Global Food and Ingredients Ltd. announced a new debt facility of up to $10.0 million in its pet food division, Big Sky Milling Inc. as well as a further injection of $0.5 million in the Company's core ingredients division (the "Subordinated Loan", and together with the Pet Food Transaction, the Transactions) by 35 Oak Holdings Ltd. (35 Oak). Concurrent with the closing of the Transactions, the Company's core ingredients business, operated through GFI's subsidiary Global Food and Ingredients Inc., entered into a new $20 million asset-based credit facility (the ABL Facility) to fund the day to day working capital requirements of the core ingredients business. The proceeds from the Transactions and ABL Facility will be used by the Company's core ingredients division to strengthen the Company's balance sheet through the refinancing and repayment of existing loans and unlock liquidity to invest in further growth of the operation.

The proceeds drawn from the ABL Facility, coupled with a portion of the proceeds from the Transactions, will be used to repay the Company's existing asset-based lending facility. The ABL Facility replaces the Company's previous credit facility and is committed for three years, maturing February 1, 2027. The ABL Facility is secured by a first ranking interest in the Company's core ingredients' accounts receivable and inventory.

The ABL Facility will immediately unlock approximately $2-3 million in additional capital, which will be used to realize on growth opportunities. The ABL Facility will bear interest at an annual rate that is equal to the 1-month CDOR Rate plus 4%, subject to a minimum interest rate of 8.38% during the term of the facility. Further details regarding the terms of the ABL Facility will be made available under the Company's SEDAR+ profile.

Concurrent with the close of the Pet Food Transaction, the Company entered into a $0.5 million Subordinated Loan with 35 Oak.

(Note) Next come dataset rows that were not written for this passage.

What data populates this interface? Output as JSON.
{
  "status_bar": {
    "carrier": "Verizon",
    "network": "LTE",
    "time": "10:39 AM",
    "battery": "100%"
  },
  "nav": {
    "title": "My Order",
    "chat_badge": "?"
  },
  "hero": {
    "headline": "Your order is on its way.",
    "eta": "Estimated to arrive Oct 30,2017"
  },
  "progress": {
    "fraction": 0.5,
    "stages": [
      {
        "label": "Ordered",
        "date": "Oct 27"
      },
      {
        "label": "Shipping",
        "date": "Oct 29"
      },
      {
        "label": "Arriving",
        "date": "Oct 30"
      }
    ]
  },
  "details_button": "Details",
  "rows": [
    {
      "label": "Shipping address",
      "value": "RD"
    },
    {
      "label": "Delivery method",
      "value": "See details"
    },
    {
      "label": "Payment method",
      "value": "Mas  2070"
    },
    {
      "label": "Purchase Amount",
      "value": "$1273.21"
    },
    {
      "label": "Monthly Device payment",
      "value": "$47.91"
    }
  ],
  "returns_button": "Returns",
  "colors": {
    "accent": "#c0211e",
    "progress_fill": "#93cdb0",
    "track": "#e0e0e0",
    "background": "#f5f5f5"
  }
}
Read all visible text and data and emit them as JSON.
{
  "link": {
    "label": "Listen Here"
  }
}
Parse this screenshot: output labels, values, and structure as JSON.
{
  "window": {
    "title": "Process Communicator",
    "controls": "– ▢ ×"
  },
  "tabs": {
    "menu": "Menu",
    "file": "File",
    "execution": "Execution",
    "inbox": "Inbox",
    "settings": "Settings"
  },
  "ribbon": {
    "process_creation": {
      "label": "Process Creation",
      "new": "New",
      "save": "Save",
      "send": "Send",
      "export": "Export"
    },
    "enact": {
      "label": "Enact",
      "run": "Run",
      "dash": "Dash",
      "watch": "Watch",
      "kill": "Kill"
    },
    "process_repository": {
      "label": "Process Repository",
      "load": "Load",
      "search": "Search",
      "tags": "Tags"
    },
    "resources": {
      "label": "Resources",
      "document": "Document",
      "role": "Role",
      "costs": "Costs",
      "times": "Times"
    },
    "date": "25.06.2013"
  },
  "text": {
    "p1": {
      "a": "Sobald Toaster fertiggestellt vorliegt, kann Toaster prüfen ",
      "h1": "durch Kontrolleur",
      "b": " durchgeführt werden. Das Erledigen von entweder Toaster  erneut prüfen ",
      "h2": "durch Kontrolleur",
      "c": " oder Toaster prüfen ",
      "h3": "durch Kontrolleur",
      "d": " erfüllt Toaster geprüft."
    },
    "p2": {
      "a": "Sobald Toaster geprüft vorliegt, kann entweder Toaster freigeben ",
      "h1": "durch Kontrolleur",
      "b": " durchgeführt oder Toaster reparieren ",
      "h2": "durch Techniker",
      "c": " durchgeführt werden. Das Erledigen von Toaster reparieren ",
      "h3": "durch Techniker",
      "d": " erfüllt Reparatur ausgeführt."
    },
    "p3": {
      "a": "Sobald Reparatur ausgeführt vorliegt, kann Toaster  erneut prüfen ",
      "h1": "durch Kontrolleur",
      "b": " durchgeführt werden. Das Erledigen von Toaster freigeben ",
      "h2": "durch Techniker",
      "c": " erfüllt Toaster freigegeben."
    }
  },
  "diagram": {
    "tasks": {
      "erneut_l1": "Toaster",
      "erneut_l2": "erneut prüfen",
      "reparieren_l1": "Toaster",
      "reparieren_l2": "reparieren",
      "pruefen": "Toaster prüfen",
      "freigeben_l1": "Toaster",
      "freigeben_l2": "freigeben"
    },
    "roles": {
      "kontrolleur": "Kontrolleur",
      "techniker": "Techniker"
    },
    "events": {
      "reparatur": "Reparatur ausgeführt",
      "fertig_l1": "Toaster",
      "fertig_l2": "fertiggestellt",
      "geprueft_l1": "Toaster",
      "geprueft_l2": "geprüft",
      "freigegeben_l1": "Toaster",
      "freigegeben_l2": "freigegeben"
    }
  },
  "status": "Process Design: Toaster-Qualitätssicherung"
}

The Subordinated Loan will have a term of one year from the date of issuance, accrue interest at a rate of 15% per annum and be payable in full at maturity. The Subordinated Loan includes a 3.0% commitment fee payable at disbursement and is secured by a general security agreement over all of the assets of the Company's core ingredients division, subordinated to the Company's senior lenders.